Parallelwelten

10. Dezember 2020

Alles begann an einem kalten, grauen und regnerischem Winteratg in einem sonst normalen November. Die Wolken hängen tief, es regnet und soll auch für Tage nicht aufhören. Unser Protagonist kämpft sich, wie jeden Tag, durch die rush-hour zur Arbeit. Er ist ein einfacher Angestellter in einer rennomierten Firma im Finanzsektor in einer bekannten amerikanischen Großstadt. Ein kleines Rad im endlosen Getriebe der Finanzwirtschaft. Dennoch geht es ihm ganz gut - abgeschlossenes Studium im Informationssektor, ein sicherer, gut bezahlter Job, Frau und Kind sowie regelmäßige Arbeitszeiten sorgen für ein lebenswertes Leben. Eines Tages Anfang der 90er, beflügelt ihn eine findige Idee, welche sein Leben umkrempeln sollte. Er denkt darüber nach,  Produkte im Internet zu verkaufen.

Anfang der 90er - Windows NT läuft auf den Rechnern, Helmut Kohl ist Bundeskanzler, IBM  hat im Vorjahr einen Verlust  von fast 5 Mrd. USD verkündet, Kurt Cobain stirbt und Der König der Löwen kommt in die Kinos - ein Bild aus den Anfängen der globalen Ausbreitung vom Internet. Die wenigen, die bereits Kontakt mit dem Internet hatten, wählen sich über ein einfaches 56k Modem ein, das AOL Fenster ploppt auf und man hört Piep-, Knack- und Rauschlaute. Das Internet ist langsam, teuer und wird kaum genutzt - nicht nur weil im Minutentakt abgerechnet wird. Setzt sich eh nicht durch dieses Internet.

In dieser Umgebung möchte er seine Produkte an den Mann bringen - ein fast wahnwitziges Unterfangen. Wer sollte denn seine Produkte überhaupt sehen, geschweige denn kaufen? Bezahlen über das Internet ist noch Jahre von PayPal und Sofortüberweisung entfernt.  Er programmiert sienen eigenen Onlineshop um seine Produkte zu vermarkten. Für die Konkurrenz deutet alles auf einen großen Flopp hin. Mitstreiter belächeln seine Idee, machen sich lustig und nehmen ihn nicht ernst. Nie könne er über das Internet die richtige Kundengruppe erreichen, sie ansprechen und dann noch überzeugen seine Produkte zu kaufen. 

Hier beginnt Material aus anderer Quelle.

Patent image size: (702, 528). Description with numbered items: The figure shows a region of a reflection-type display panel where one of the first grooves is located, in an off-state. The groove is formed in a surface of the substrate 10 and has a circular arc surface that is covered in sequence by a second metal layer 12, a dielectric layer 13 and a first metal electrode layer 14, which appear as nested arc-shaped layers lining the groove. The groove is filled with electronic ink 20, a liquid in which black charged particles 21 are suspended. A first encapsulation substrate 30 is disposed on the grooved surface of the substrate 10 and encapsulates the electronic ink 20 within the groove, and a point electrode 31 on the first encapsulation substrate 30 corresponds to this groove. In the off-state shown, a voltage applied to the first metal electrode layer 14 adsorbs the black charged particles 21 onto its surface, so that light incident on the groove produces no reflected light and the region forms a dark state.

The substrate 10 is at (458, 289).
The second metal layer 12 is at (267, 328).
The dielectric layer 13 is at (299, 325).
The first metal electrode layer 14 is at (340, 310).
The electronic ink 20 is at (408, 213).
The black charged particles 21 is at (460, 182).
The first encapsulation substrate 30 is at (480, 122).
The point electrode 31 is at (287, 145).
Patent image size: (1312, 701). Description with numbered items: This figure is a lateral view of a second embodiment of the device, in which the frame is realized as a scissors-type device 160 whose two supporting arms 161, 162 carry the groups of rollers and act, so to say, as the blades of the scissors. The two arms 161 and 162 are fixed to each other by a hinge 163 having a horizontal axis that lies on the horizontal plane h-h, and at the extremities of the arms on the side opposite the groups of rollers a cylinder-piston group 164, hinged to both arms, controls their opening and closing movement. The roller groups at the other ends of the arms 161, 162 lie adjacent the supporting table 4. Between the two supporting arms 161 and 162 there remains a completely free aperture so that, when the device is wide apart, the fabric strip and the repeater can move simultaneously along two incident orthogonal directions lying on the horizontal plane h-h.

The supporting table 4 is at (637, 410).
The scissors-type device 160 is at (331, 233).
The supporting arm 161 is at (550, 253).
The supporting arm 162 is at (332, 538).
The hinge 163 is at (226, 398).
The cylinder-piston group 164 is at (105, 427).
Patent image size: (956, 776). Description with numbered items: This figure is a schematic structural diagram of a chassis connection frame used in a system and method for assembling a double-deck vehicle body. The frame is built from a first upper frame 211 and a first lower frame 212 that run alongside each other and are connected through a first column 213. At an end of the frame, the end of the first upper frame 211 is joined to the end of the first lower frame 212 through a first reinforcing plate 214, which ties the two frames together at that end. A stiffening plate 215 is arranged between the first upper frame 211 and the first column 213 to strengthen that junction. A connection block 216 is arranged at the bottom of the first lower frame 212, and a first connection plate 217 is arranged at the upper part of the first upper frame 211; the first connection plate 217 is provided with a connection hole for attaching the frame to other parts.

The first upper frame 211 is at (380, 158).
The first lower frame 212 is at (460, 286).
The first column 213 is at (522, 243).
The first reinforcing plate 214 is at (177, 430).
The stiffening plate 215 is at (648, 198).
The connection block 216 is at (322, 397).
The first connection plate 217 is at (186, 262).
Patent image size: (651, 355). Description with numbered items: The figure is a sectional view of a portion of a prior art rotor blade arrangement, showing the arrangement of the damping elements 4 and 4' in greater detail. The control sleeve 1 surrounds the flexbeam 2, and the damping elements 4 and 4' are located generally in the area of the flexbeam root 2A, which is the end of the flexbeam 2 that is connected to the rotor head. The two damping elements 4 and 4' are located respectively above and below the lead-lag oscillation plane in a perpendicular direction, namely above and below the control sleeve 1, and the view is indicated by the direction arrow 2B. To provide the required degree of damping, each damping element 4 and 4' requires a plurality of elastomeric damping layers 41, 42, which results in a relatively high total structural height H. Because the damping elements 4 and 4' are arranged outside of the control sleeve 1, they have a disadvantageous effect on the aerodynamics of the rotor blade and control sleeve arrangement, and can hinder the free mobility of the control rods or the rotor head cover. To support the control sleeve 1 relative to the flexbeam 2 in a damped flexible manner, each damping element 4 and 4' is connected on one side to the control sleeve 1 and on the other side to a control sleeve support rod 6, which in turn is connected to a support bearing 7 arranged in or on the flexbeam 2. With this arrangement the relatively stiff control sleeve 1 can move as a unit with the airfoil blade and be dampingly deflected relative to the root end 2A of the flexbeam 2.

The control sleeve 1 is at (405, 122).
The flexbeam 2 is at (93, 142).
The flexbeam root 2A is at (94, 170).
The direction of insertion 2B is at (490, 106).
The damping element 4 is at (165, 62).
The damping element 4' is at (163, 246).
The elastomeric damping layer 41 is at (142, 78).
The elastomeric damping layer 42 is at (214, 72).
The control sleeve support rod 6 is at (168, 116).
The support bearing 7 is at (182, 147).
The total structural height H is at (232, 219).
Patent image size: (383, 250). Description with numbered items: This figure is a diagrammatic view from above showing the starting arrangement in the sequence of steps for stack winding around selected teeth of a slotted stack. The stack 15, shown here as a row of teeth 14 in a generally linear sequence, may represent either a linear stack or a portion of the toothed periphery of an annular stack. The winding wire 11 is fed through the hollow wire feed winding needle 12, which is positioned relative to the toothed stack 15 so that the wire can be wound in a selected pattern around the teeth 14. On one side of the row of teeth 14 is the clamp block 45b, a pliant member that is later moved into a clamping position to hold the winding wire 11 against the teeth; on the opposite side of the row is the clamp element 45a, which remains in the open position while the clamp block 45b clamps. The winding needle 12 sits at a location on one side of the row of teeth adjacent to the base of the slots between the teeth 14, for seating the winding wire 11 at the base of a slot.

Noch ist er unbekannt, hat kaum Reichweite und kann sich angeblich nicht durch die Riesen der Branche durchsetzen. Diese haben ja viel mehr Erfahrung, Angestellte, Reichweite, Resumée, Budget, etc. pp. Doch sie haben eines nicht: einen innovativen Blick auf langfristige Entscheidungen für das eigene Unternehmen. Den konsequenten Drang zu innovieren, zu verbessern, standardisierte Prozesse und Methoden zu hinterfragen und gegebenenfalls zu ändern. Es braucht Mut, andere Wege zu gehen. Und so verkaufte unser Protagonist schon kurze Zeit nach der Gründung sein erstes Produkt online. Entgegen der Erwartung war es nichtmal ein Produkt welches für die breite Masse gedacht war. Es war ein Buch in einem fachwissenschaftlichen Bereich über die Modellierung von Denkkonzepten und die Übertragung in Computermechanismen. Ein Nischenprodukt, ein einzelnes Buch an einen einzigen Kunden.

Doch es spricht sich rum. Produkte online bestellen - nicht im Laden, nicht per Telefon und nicht per Fax. Ein Novum, welches rasch andere Kunden nach sich zieht. Es werden weitere Bücher verkauft, erst im Anfangs-Staat und im ersten Jahr noch in alle 50 Staaten von Amerika. Und selbst zu diesem Zeitpunkt wurde er von den Branchenriesen belächelt. Sie ignorieren den Erfolg und sahen nicht das Wesentliche - dass Kundenorientierung und eine dringend notwendige Innovierung veralteter Vertriebskanäle unabdingbar für langfristigen wirtschaftlichen Erfolg sind.

Der Onlineshop wächst und es werden mehr Bücher denn je verkauft. Er schafft es durch geschicktes wird neuer Branchenriese und schluckt die Konkurrenten, die ihn vorher müde belächelten. Durch den Onlinezugang hatten alle Kunden jederzeit Zugang zum Angebot, ohne dauerhaft akive Vertriebsabteilungen. Es mussten keine Nachfragen beantwortet, Verpackungen und Versand geklärt, sowie Preise berechnet oder recherchiert werden. Der Kunde sieht, der Kunde informiert sich selbst, der Kunde kauft. Diese eingesparten Ressourcen zusammen mit dem unglaublichen Interesse ermöglichten Investitionen an anderer Stelle. Neue Lagerhallen an verschiedenen Standorten wurden gebaut und dadurch die Reichweite erhöht und gleichzeitig Versandzeiten und -kosten verringert. Stets mit dem Blick auf langfristige und zukunftsorientierte Lösungen.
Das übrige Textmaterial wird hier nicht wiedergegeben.